Personal information
- Nationality: Finnish
- Born: 20 April 2001 (age 25)

Sport
- Sport: Athletics
- Event: Long distance running

Achievements and titles
- Personal bests: 1500m: 4:04.76 (Tomblaine, 2024) 3000m: 8:32.23 (Oslo, 2024) NR 5000m: 14:44.72 (Rome, 2024) NR

Medal record
Women's athletics
Representing Finland
European Cross Country Championships
| Bronze medal – third place | 2023 Brussels | U23 race |

= Nathalie Blomqvist =

Finnish athlete (born 2001)

Nathalie Blomqvist (born 20 April 2001) is a Finnish middle and long distance runner. She is a multiple-time national champion and national record holder.

==Biography==
A member of IK Falken, she was predominantly a 1500 metres runner before transitioning to include longer distances. She competed at the 2022 World Athletics Championships in Eugene in the 1500 metres, running a time of 4:11.98.

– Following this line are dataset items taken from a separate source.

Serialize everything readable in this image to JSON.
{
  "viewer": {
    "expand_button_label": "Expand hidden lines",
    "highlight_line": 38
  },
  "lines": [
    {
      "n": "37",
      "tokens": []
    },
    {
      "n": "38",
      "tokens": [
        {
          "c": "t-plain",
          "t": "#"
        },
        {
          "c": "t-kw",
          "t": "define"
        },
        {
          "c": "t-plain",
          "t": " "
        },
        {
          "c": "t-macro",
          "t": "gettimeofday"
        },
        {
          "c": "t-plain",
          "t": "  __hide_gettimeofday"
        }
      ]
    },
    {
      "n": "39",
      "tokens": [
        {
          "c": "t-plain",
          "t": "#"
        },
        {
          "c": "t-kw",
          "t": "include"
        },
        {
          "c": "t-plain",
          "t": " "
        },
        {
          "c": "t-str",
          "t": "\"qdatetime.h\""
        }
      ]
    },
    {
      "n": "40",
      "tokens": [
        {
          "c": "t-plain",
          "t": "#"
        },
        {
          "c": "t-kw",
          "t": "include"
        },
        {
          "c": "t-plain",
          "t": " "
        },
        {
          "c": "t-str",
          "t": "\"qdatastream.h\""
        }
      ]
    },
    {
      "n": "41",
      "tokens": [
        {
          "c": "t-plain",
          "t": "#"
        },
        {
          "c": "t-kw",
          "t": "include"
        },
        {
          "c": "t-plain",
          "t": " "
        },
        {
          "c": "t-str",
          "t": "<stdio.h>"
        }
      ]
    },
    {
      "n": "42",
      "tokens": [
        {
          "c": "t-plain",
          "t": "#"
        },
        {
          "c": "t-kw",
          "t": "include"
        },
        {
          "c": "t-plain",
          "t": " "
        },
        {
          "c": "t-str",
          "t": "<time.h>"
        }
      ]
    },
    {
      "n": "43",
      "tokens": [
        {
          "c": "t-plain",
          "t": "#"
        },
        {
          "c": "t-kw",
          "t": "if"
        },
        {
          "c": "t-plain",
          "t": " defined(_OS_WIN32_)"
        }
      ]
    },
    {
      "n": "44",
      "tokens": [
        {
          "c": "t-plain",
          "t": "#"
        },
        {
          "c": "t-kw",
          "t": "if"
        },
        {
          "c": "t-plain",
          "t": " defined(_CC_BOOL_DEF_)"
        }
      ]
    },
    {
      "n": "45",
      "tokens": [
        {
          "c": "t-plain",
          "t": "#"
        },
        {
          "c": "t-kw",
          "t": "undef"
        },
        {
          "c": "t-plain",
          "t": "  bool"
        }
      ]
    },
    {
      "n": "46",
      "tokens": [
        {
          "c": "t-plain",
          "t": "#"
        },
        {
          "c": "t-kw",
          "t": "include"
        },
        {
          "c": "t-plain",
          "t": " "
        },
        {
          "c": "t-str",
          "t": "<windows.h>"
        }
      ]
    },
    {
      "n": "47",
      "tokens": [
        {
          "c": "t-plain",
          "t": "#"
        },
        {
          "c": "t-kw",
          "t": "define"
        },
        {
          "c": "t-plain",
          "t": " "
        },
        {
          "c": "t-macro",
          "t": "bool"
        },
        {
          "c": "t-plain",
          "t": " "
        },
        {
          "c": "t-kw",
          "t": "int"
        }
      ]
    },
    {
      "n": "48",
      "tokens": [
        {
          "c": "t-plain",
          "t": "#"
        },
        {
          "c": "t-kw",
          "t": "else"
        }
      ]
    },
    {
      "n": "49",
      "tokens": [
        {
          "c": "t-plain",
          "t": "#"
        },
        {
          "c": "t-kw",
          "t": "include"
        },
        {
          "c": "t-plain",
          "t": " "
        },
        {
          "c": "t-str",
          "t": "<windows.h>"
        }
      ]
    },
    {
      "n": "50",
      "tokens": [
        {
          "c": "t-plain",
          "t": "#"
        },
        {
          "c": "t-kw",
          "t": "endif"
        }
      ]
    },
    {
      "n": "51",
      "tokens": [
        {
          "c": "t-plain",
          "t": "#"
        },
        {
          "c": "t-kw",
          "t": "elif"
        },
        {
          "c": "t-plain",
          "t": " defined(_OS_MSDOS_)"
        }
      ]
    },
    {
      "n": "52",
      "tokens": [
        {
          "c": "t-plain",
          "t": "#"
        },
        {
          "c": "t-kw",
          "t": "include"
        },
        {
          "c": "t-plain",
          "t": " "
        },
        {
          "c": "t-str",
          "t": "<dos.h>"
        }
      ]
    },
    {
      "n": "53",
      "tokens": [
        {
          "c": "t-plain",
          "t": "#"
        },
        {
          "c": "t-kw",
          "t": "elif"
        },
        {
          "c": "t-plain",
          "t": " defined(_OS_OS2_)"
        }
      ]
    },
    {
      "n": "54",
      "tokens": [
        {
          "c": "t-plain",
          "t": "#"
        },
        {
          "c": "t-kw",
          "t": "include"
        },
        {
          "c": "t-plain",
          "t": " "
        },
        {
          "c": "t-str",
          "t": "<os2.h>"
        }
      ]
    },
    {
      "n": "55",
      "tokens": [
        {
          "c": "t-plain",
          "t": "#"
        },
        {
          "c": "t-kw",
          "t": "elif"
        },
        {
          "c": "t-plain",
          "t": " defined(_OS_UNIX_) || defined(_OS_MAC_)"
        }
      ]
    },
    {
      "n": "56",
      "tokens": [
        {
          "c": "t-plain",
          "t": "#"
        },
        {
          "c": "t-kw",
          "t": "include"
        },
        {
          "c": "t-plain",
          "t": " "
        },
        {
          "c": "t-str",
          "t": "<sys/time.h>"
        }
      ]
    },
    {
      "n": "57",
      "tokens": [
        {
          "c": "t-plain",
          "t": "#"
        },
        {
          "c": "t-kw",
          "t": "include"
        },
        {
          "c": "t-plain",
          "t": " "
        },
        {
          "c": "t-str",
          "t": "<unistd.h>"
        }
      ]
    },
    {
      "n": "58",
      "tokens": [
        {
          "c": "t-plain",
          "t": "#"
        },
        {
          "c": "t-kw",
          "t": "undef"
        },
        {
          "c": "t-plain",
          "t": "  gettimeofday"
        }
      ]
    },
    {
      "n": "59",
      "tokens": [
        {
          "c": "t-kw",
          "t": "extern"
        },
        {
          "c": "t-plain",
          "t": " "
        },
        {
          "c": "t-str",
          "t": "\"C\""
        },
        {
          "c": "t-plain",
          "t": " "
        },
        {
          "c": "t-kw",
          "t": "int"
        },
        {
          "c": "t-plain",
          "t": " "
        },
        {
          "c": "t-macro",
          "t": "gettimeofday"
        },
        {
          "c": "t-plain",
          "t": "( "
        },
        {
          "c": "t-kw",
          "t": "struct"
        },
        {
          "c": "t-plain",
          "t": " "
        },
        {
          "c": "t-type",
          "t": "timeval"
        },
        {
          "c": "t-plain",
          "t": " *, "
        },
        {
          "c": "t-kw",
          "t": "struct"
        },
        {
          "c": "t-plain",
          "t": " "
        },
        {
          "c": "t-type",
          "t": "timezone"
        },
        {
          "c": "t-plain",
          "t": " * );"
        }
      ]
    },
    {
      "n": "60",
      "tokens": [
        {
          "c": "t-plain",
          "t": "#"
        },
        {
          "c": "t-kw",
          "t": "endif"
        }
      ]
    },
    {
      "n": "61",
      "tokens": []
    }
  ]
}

In 2022, she finished eighth in the U23 race at the 2022 European Cross Country Championships in Turin. In December 2023 she won the bronze medal at the 2023 European Cross Country Championships in the under-23 age category.

She won the Finnish national indoor 3000 meters title in February 2024 in Tampere, but missed the 2024 World Indoors Championships due to illness. She ran a personal best 4:06.93 for the 1500 metres at the 2023 World Athletics Championships in Budapest. In the spring of the following year she lowered that personal best mark to 4:06.23, in Germany.

In April 2024, she set a new 5000 metres personal best in Walnut running 14:59.70. In May 2024, Blomqvist broke the national record in the 3000 meters whilst competing in the 2024 Diamond League event in Oslo. Blomqvist's time of 8:32.23 improved more than nine seconds on the time set by Päivi Tikkanen in 1991 in Tokyo.

She finished fifth at the 2024 European Athletics Championships in Rome in the 5000 metres in a time of 14:44.72, a new national record. Later that month she won the Finnish national 5000m title. Competing at the 2024 Olympic Games, she qualified for the final of the 5000 metres, where she finished in 13th place.

On 1 March 2026, she was a second to Ilona Mononen in the 3000, running 8:58.33, at the Finish Indoor Championships in Espoo. In August, she competed at the 2026 European Athletics Championships in Birmingham, England, in the 5000 metres.

==Personal life==
Blomqvist is in a relationship with Finnish-Somali long-distance runner Mustafe Muuse.